1. Make a strong and consistent first impression
Gen Z uses an 8-second filter to scan information, and this applies to scanning for connections too. Gen Y and Gen X are beginning to scan that quickly as well. Your profile may seem to be “good enough” to you, but to the infinite audience, it’s who you are to them. Because so much of connecting is online, we are judged based on what’s visible to others. Think of your profile as the way you look at an in-person networking event. Invest time in constantly maintaining your image, e.g. with a professional photo. Each profile needs to be the same across all social media, same image and same titles, etc… No one appreciates multiple personalities online and offline.

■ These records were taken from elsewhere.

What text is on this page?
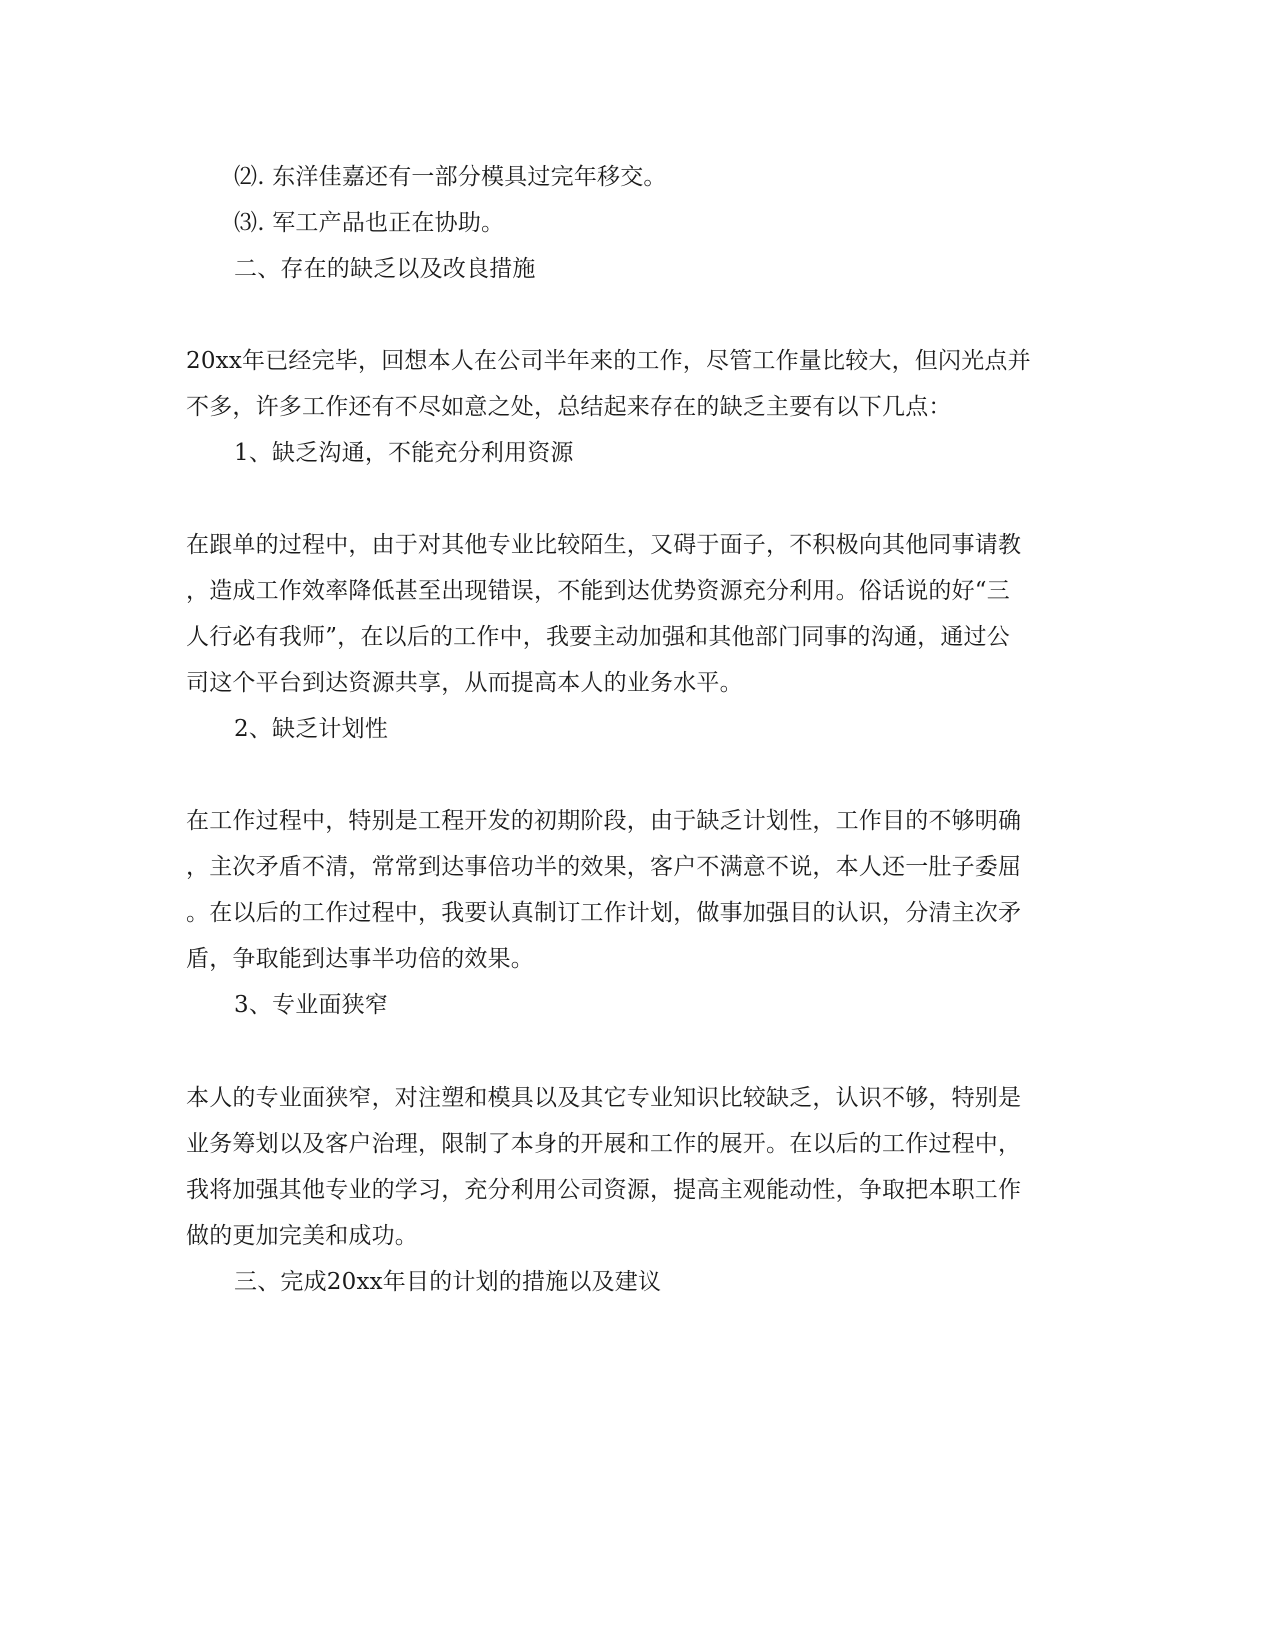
⑵. 东洋佳嘉还有一部分模具过完年移交。
⑶. 军工产品也正在协助。
二、存在的缺乏以及改良措施
20xx年已经完毕，回想本人在公司半年来的工作，尽管工作量比较大，但闪光点并
不多，许多工作还有不尽如意之处，总结起来存在的缺乏主要有以下几点：
1、缺乏沟通，不能充分利用资源
在跟单的过程中，由于对其他专业比较陌生，又碍于面子，不积极向其他同事请教
，造成工作效率降低甚至出现错误，不能到达优势资源充分利用。俗话说的好“三
人行必有我师”，在以后的工作中，我要主动加强和其他部门同事的沟通，通过公
司这个平台到达资源共享，从而提高本人的业务水平。
2、缺乏计划性
在工作过程中，特别是工程开发的初期阶段，由于缺乏计划性，工作目的不够明确
，主次矛盾不清，常常到达事倍功半的效果，客户不满意不说，本人还一肚子委屈
。在以后的工作过程中，我要认真制订工作计划，做事加强目的认识，分清主次矛
盾，争取能到达事半功倍的效果。
3、专业面狭窄
本人的专业面狭窄，对注塑和模具以及其它专业知识比较缺乏，认识不够，特别是
业务筹划以及客户治理，限制了本身的开展和工作的展开。在以后的工作过程中，
我将加强其他专业的学习，充分利用公司资源，提高主观能动性，争取把本职工作
做的更加完美和成功。
三、完成20xx年目的计划的措施以及建议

2. Use social media like a Gen Z
Pick up to three social media apps and immerse yourself in making connections with, on top of the obvious ones, others who share your profession, share a passion for the same cause, or are even remotely in your industry. Follow brands and industry leaders that resonate with the professional in you. Spend time on each app every day to appear committed, otherwise your new friends will drop you. Don’t be afraid to make a statement or reveal your opinion about a circumstance related to your profession, it’s another way to connect. Also, if you’re physically attending an event, a conference or a social event, go to the right app and screen the person digitally as you stand next to them physically (they won’t know). Be cool.
3. Pick the right social media channels
According to hbr.org, “People are hungry for real conversations and real relationships.” Connecting virtually with little human interaction is not for everyone. The majority of professionals want to make an authentic connection, one that might build and last. HBR suggests going to a “target rich area” to enhance your chances of making the right connections.
Online networking is analogous to the flirting that leads up to a real relationship, connecting instantly yet carefully. Every social media space has its own reputation, its own positioning of opportunities in the endless landscape of virtual connections. For example:
- Twitter for the initial connection, the introduction where you identify a person you have something in common with.
- LinkedIn for the professional connection only. LinkedIn is the virtual equivalent of an industry conference, connections run a little deeper and more professional than other spaces
- Facebook for personal connection only with potential if professions match
If you follow the above approach to modern networking, you’ll realize that finding true connections is easier and more efficient. The room of networking opportunities has exploded in size, but honestly, the same social skills apply – watch what you say, don’t talk to strangers and always make a good impression. Working in your pajamas might be comfortable but no CEO got to where they are by hiding behind a screen in their home. Get out there, however you can.